El libro aporta novedades muy relevantes. Además de afirmar que el monarca conoció el amor verdadero con Isabel de Valois, su segunda esposa, desvela un hecho que la historiografía y las crónicas han silenciado: que la reina francesa padecía dispareunia, con la importancia que para ella tenía el dolor en las relaciones sexuales, «que la indujeron a un rechazo acomodaticio en la intimidad con Felipe II». Pero mucho más relevante es el hallazgo de la causa real de la muerte de María Tudor, para lo que Martínez Llamas echa mano de su doble condición de médico de profesión y erudito investigador: frente a las narraciones legendarias que hablan de «embarazos fantasmas» y cánceres de útero y ovario, el leonés, una vez analizadas las fuentes primarias, achaca su óbito al desarrollo y crecimiento de un prolactinoma, un tumor de la hipófisis que, además de explicar su esterilidad, le provocó síntomas como la ausencia de menstruación, los fuertes dolores de cabeza, la ceguera de sus últimas semanas y la falta de cejas.
Al contrario que su padre, Carlos I de España y V de Alemania, Felipe II no reconoció hijos ilegítimos, aunque es evidente que los tuvo.

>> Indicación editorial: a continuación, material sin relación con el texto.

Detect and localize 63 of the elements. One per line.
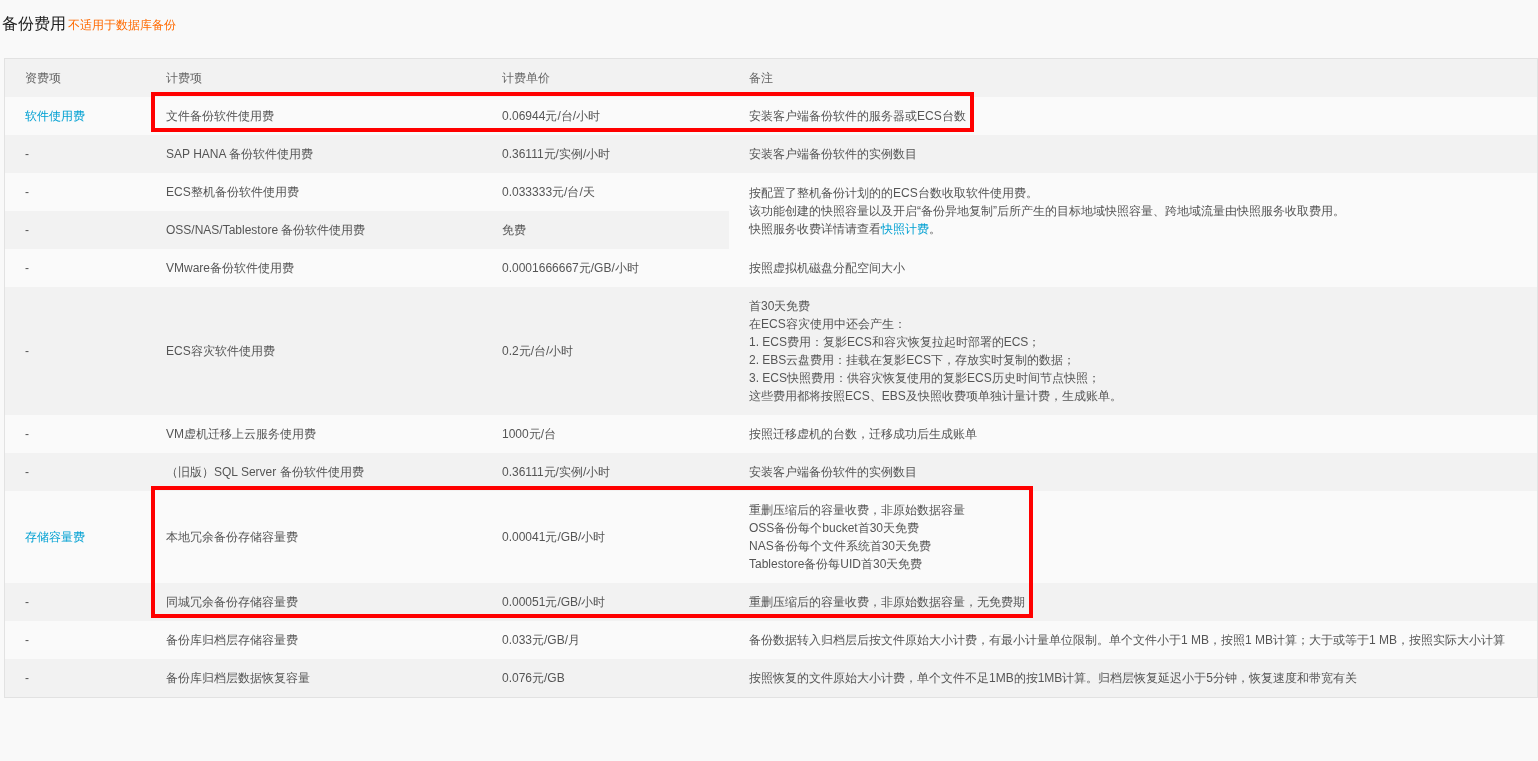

Entre ellos, por ejemplo, don Pedro y don Bernardino, frutos de su relación con Isabel Cartagena de Ossorio, Antonio Luis de Leyva con Eufrasia de Guzmán y, probablemente, otro con Catalina Laínez. En todo caso, el autor deja claro no solo que Felipe II nunca mostró una actitud misógina, sino que su manera de relacionarse con las mujeres no puede tacharse de despreciativa o grosera, pues, como era normal en la época, adoptó con ellas «una distancia similar a la que ejecutaba con cualquiera de sus colaboradores». El libro también aporta numerosos anexos documentales y láminas a color de algunas de las mujeres más destacadas en la vida del monarca.